Passons maintenant à Carcass ! Le groupe britannique monte sur scène au Zénith à 20h15. Changement d’atmosphère, changement de style. Avec sa chemise blanche et ses cheveux coupés courts, le chanteur et bassiste Jeff Walker tranche quelque peu avec la look du metal traditionnel. Les interactions avec le public sont également plus discrètes. On aurait d’ailleurs apprécié un peu plus de complicité entre le groupe et ses fans. Mais en fin de compte, leur performance apparaît plus maîtrisée et l’énergie du quatuor de Liverpool est indéniablement au rendez-vous. La fosse se déchaîne une nouvelle fois, entre pogos et slam, tandis que la voix si particulière de Jeff Walker résonne dans la salle du Zénith de La Villette. Même si la qualité du son n’était pas parfaite, l’ambiance était captivante du début à la fin !
Poco prima delle 21:30, nella sala risuona il brano "Run to the Hills" degli Iron Maiden, annunciando l’imminente arrivo sul palco dei Kreator. Basta questo per far salire la temperatura ancora di più. Poi, le luci si spengono completamente. Immagini di scene di battaglia, violenza e rivolta dall’antichità vengono proiettate su una grande tenda bianca, mentre risuona il brano "Eve of Destruction" dell’americano P.F. Sloan.

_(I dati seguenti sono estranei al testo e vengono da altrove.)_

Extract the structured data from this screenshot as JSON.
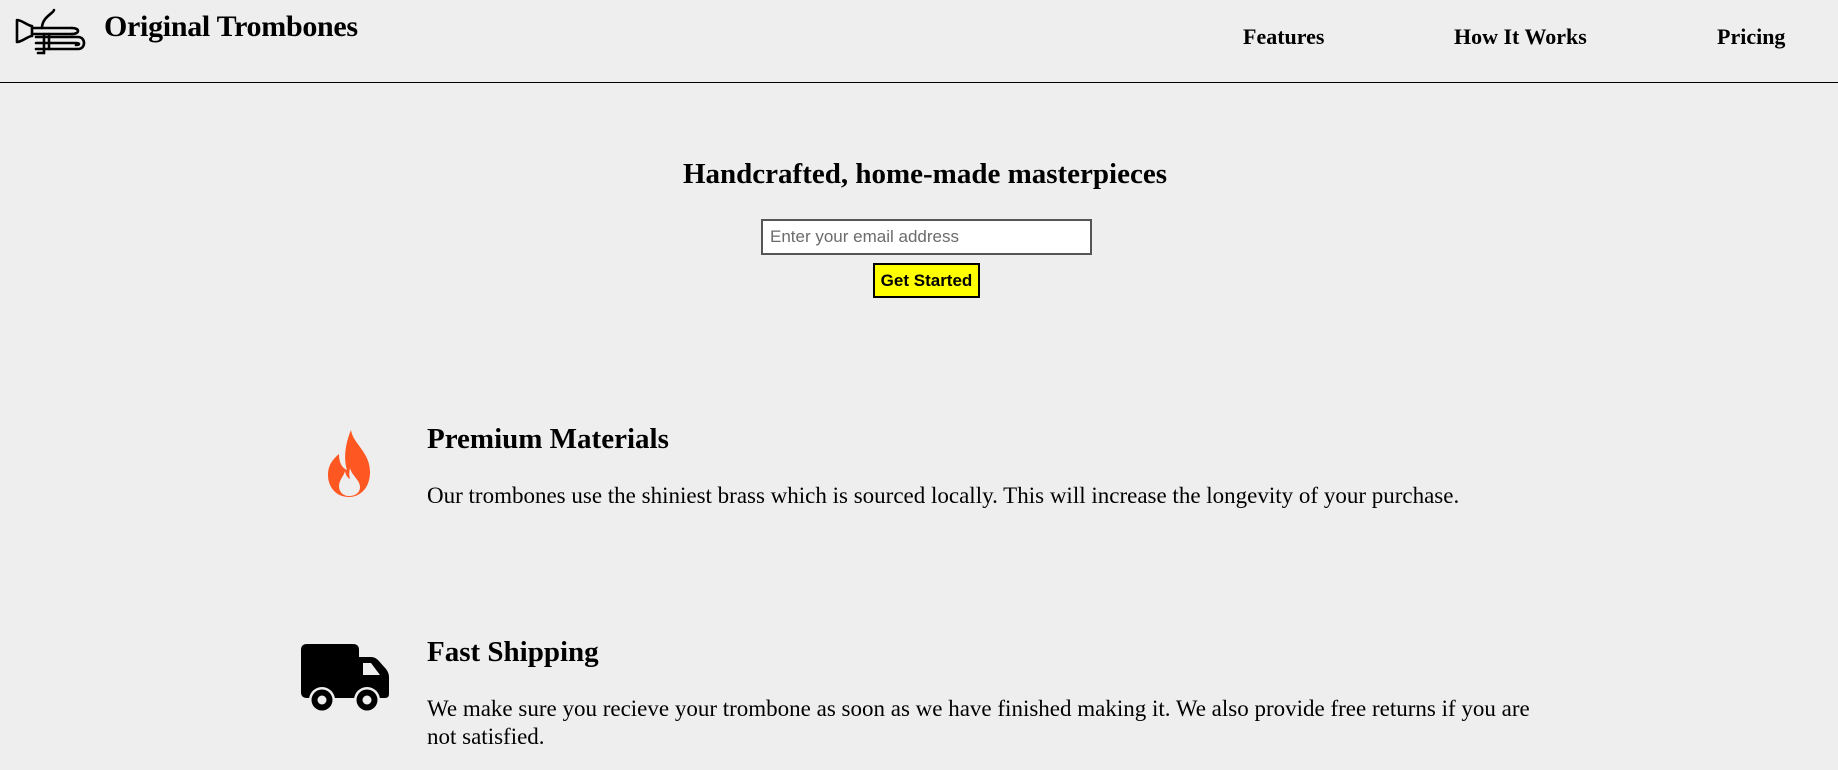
{
  "header": {
    "brand": "Original Trombones",
    "logo_icon": "trombone-icon",
    "nav": {
      "features": "Features",
      "how_it_works": "How It Works",
      "pricing": "Pricing"
    }
  },
  "hero": {
    "title": "Handcrafted, home-made masterpieces",
    "email_placeholder": "Enter your email address",
    "email_value": "",
    "submit_label": "Get Started",
    "submit_color": "#ffff00"
  },
  "features": [
    {
      "icon": "flame-icon",
      "title": "Premium Materials",
      "description": "Our trombones use the shiniest brass which is sourced locally. This will increase the longevity of your purchase."
    },
    {
      "icon": "truck-icon",
      "title": "Fast Shipping",
      "description": "We make sure you recieve your trombone as soon as we have finished making it. We also provide free returns if you are not satisfied."
    }
  ],
  "colors": {
    "background": "#eeeeee",
    "accent_button": "#ffff00",
    "flame": "#ff5722"
  }
}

Dopo poco più di tre minuti, il sipario si apre, rivelando i quattro membri dei Kreator immersi in una scenografia sontuosa e curata nei minimi dettagli. Due enormi Demoni gonfiabili si ergono ai lati del palco. La batteria di Jürgen Reil è elevata, collocata tra due corna monumentali e la testa fumante di un terzo demone con gli occhi rossi. Sono ben visibili teste mozzate di zombie e altri non-morti sulle pelli della batteria e ai piedistalli microfonici di Mille Petrozza, Frédéric Leclercq e Sami Yli-Sirniö. L’universo macabro e sanguinario, marchio di fabbrica dei Kreator, si presenta potente anche questa sera a Parigi!
Kreator non perde tempo e scatenano un vero espectáculo, con fiamme che esplodono davanti al palco, macchine a CO2 e serpenti di coriandoli che volano in aria, mentre risuona potente in sala "Seven Serpents", tratto dall’ultimo album "Krushers of the World". Sul brano "Enemy of God", il pubblico dà vita a un impressionante wall of death, al centro della richiesta di Mille Petrozza. Fondatore e unico membro originale di Kreator, affiancato dal batterista Jürgen Reil, Mille Petrozza mostra durante tutto il set una grande sintonia con il pubblico parigino. Va detto che la formazione conta dal 2019 anche sul basso e chitarra del musicista francese Frédéric Leclercq, noto per aver suonato con il gruppo power metal britannico DragonForce e per essere parte dei Sinsaenum.
Sul palco, il clima di allegria è palpabile e l'energia dei quattro membri non diminuisce con il passare dei minuti, mentre vengono eseguiti brani potenti e pieni di grinta, come i recenti "Satanic Anarchy", "Loyal to the Grave" e "Krushers of the World", così come i classici intramontabili "Endless Pain", "Enemy of God" e "Pleasure to Kill", quest'ultimo scelto come apice della serata.
Le immagini oscure e diaboliche portate in scena dai Kreator continueranno per tutta la serata, durante il set di quasi un’ora e trenta, con l’ingresso di due figure mascherate vestite da monaci, brandendo torce, o quando Mille Petrozza si presenta sul palco avvolto in una mantella da Dracula.
Nonostante qualche goffaggine vocale di troppo durante certe parti del concerto, Kreator ci ha regalato una serata memorabile grazie a una scenografia curatissima e a una scaletta energica e coinvolgente. Con appena quattro brani tratti dal nuovo album eseguiti questa sera, avremmo voluto ascoltare di più le ultime uscite; ma è difficile accontentare tutti considerando la discografia vasta e ricca di questa band (ben 16 album pubblicati dal 1985!).